History, apparently, is written not by winners but by their children. The bicultural upbringing that made a diplomat out of Raffi made a writer out of Garin. His book Family of Shadows is Armenian history as seen through the achievements of the prodigal sons — Kaspar, Richard and Raffi — of one of its leading families. It is a book bursting, aching with pride. Pride for fathers. Pride for family, duty and nation. Yet there are feelings left unspoken, too: disappointment, disillusionment. Hence, the shadows. They slip through the narrative, darker interior moments that are gone as soon as seen:

 We lived in a castle. That is what it seemed like, anyway, because there was a Russian pool table on the veranda and secret service agents in the basement. I marveled at all of this, yet I knew this was not my real home. I knew that beyond the gray walls of the dacha was Yerevan, which itself was not real, and beyond that was California, where all my grandparents and uncles and aunts and cousins lived. Where I was now, this was just beautiful nonsense. I was simply walking through my father's dreams.

 How can a son be anything but proud of a father who has done so much? How can you be in two places — metaphoric, psychic, geographic — at once? History may be written by children, but it is made by parents.

To flesh out details, Garin interviewed his father and grandfather. “The most terrifying ones I did were with my grandfather. He's the master interviewer. He's collected some 800 interviews with genocide survivors.”

If Garin seems too young to tell the family saga, having personally lived only 24 years of it, he worried about that as well. “It required courage,” he says. “No, arrogance.”

Maybe it's genetic, that courageous arrogance. His father was just 30 when he abandoned his cushy upper-middle-class Southern California existence and uprooted the family to join the revolution. He is expected to run for Armenia's presidency in the next election.
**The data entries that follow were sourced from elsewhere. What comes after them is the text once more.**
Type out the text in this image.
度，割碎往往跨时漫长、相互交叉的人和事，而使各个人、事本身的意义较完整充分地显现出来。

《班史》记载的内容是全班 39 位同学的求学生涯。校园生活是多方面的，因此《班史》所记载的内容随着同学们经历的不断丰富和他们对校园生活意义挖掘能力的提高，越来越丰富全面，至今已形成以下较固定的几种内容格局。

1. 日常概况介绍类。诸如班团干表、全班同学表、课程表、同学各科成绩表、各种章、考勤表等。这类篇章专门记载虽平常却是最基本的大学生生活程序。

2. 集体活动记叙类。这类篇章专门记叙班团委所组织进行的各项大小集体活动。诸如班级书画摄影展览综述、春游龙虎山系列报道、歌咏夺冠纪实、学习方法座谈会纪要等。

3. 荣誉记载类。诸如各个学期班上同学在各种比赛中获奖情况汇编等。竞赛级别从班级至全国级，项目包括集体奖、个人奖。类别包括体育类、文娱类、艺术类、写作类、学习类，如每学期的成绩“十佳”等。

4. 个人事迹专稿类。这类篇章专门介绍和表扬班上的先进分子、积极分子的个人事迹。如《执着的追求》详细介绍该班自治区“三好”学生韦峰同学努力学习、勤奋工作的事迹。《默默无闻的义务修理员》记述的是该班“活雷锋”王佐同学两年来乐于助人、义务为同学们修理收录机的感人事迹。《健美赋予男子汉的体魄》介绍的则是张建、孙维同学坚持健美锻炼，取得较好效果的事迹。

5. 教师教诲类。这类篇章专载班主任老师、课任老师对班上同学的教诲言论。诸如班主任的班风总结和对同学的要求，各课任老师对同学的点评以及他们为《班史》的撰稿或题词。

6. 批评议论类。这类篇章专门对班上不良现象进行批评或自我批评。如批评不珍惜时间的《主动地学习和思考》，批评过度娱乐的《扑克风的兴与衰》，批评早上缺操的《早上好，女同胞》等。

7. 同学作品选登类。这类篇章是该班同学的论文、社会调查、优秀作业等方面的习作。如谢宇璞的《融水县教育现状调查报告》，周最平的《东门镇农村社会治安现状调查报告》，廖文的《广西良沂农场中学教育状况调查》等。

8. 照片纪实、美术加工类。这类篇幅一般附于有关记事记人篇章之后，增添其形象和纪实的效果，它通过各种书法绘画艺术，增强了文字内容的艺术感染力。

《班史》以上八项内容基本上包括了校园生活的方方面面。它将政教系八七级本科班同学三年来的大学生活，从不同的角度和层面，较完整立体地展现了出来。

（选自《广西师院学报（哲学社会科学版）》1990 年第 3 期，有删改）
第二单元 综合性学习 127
Thus far, the dual life continues. Garin's dad still lives in Armenia, and Garin still splits his time between continents, racking up the frequent-flier miles. When in Los Angeles, he crashes with his grandfather in Westwood, walking distance from the UCLA campus. In Armenia, he sits at a desk in an apartment in Yerevan, facing a window that looks out on Mount Ararat. Reaching across the café table now, he flips to Family of Shadows' title page and draws a mountain with the sun peeking out behind it. He will write a novel next, he believes. For his debut, Garin has, quite literally, put his family first.

“I can't say that I would make the same decision he did,” Garin says of his dad, though he'd be lying if he said the dream and the patriotism mean nothing to him.

But which dream, is the question. Which country?

“The American dream or the Armenian dream. I'm not sure which one I want yet,” he admits. “Ah, well. Life is meaningful in the balance.”